A advertência foi dada pelo procurador regional da República em São Paulo, Marcelo Moscogliato. Especialista em direito penal econômico, ele explicou que o artigo 10 da Lei 8.429 de 1992 prevê que é ato de improbidade administrativa conduta que traga prejuízo ao erário, sendo ação ou omissão, dolosa ou culposa. “Se essa norma não for vetada pelo presidente, vai haver uma repercussão importante no âmbito civil para a punição dos agentes que causam prejuízos ao patrimônio público. Agora, basta a culpa para condenar.
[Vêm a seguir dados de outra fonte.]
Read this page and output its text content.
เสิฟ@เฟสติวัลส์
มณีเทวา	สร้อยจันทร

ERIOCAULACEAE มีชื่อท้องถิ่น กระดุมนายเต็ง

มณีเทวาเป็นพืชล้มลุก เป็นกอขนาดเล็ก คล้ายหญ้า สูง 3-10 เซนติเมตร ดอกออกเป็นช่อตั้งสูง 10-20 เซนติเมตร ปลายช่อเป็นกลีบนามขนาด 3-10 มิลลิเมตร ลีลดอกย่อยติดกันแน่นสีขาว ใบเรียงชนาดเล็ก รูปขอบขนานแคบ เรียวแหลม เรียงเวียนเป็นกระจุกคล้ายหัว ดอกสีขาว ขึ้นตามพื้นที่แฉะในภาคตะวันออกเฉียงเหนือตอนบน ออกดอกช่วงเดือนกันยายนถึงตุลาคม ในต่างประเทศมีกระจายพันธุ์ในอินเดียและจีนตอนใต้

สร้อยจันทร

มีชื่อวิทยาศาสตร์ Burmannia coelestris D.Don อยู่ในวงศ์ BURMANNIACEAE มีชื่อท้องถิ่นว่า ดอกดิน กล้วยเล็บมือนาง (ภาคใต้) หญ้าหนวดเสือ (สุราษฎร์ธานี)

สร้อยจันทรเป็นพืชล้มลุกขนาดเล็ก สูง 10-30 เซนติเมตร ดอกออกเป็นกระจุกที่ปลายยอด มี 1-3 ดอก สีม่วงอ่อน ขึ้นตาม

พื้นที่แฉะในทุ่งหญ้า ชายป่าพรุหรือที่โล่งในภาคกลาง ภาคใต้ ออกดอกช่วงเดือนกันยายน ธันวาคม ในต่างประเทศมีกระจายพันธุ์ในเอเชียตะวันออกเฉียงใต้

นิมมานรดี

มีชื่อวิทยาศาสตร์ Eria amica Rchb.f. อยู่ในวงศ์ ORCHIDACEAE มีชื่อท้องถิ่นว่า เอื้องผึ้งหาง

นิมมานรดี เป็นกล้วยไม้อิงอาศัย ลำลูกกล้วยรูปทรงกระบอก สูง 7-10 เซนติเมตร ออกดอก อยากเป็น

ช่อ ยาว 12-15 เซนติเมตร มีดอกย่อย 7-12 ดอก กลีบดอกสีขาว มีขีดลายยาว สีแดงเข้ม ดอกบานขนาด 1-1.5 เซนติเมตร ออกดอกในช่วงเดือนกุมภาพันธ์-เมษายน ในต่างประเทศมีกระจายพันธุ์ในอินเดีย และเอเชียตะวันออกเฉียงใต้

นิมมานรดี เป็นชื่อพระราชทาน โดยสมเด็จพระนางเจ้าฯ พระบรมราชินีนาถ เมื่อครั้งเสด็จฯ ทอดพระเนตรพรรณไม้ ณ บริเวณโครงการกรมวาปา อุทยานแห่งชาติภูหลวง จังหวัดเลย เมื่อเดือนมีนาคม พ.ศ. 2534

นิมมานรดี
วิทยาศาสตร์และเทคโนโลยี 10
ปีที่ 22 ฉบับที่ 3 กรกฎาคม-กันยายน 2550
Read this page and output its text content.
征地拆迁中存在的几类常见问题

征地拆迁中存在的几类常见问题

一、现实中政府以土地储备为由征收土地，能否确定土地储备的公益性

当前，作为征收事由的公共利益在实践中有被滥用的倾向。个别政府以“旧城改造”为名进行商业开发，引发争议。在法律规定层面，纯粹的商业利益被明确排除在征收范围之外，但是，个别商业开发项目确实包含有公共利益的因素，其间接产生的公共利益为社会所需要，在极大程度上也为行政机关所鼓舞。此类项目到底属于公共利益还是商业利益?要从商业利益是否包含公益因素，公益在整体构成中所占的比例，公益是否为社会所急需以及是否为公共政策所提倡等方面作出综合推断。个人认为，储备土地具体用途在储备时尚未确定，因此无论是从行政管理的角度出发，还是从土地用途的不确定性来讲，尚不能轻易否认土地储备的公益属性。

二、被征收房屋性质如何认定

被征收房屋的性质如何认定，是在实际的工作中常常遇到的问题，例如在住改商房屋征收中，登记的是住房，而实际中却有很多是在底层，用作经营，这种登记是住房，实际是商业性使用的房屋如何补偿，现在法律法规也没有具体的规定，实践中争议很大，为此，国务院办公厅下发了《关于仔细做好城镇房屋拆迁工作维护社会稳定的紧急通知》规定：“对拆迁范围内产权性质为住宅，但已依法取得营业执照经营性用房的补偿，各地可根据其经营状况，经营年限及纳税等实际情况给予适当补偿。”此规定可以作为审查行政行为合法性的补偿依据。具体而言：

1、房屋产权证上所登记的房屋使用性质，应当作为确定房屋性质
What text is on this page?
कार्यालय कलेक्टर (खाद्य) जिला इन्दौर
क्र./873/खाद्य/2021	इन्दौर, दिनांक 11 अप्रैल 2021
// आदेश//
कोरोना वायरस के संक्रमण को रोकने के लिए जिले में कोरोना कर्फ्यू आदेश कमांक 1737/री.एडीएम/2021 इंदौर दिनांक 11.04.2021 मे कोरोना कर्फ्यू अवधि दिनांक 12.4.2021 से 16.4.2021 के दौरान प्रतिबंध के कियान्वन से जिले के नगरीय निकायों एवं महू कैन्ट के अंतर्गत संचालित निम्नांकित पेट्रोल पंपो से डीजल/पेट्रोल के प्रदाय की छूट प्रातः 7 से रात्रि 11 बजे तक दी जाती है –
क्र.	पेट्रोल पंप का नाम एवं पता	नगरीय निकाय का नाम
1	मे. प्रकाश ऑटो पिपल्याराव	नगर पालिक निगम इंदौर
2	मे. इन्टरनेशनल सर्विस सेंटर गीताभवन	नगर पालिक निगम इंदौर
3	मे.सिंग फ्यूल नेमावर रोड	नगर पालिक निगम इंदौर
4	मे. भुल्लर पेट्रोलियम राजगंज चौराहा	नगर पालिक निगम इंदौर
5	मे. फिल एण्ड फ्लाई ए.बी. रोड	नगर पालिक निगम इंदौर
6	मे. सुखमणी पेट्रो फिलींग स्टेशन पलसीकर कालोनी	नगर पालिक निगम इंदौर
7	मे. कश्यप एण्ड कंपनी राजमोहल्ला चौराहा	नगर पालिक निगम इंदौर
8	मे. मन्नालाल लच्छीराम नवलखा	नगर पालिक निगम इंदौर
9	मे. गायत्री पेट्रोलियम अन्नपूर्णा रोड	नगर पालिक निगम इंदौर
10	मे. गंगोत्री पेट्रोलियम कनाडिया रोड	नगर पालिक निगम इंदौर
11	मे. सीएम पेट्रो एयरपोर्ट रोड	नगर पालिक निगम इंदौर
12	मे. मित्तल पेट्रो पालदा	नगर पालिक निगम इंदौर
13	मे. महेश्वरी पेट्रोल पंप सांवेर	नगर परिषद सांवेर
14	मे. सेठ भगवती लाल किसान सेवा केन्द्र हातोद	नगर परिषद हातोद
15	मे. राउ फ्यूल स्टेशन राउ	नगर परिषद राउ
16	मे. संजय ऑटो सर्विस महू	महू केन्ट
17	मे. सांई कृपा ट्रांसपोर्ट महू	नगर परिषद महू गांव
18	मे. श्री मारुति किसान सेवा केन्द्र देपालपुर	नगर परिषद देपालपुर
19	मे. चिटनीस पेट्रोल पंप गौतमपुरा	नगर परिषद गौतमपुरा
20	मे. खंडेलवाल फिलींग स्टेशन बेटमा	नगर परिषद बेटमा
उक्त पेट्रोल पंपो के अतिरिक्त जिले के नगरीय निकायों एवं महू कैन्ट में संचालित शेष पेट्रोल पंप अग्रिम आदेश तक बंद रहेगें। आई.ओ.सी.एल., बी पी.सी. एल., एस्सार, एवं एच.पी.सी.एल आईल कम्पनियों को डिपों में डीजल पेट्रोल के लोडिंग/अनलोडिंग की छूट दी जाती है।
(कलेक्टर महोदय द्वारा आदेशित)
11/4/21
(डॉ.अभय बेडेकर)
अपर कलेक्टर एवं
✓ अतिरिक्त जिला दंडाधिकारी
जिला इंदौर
Sem o veto, terá de ser provado o dolo ou a má-fé, o que é muito mais complicado”, explicou.
 
No aspecto criminal, a alteração do texto original da MP 449, aprovada no Congresso, também mudou o Código Penal. O artigo 23, que trata da exclusão da ilicitude das condutas, poderá beneficiar “agentes públicos incumbidos da execução de medidas excepcionais com o propósito de assegurar liquidez e solvência ao sistema financeiro, de regular o funcionamento dos mercados de câmbio e de capitais e de resguardar os interesses de depositantes e investidores”. Para Moscogliato, a jurisprudência já admite essa interpretação, o que faz da iniciativa do Congresso mera repetição do que já existe no atual sistema legal brasileiro.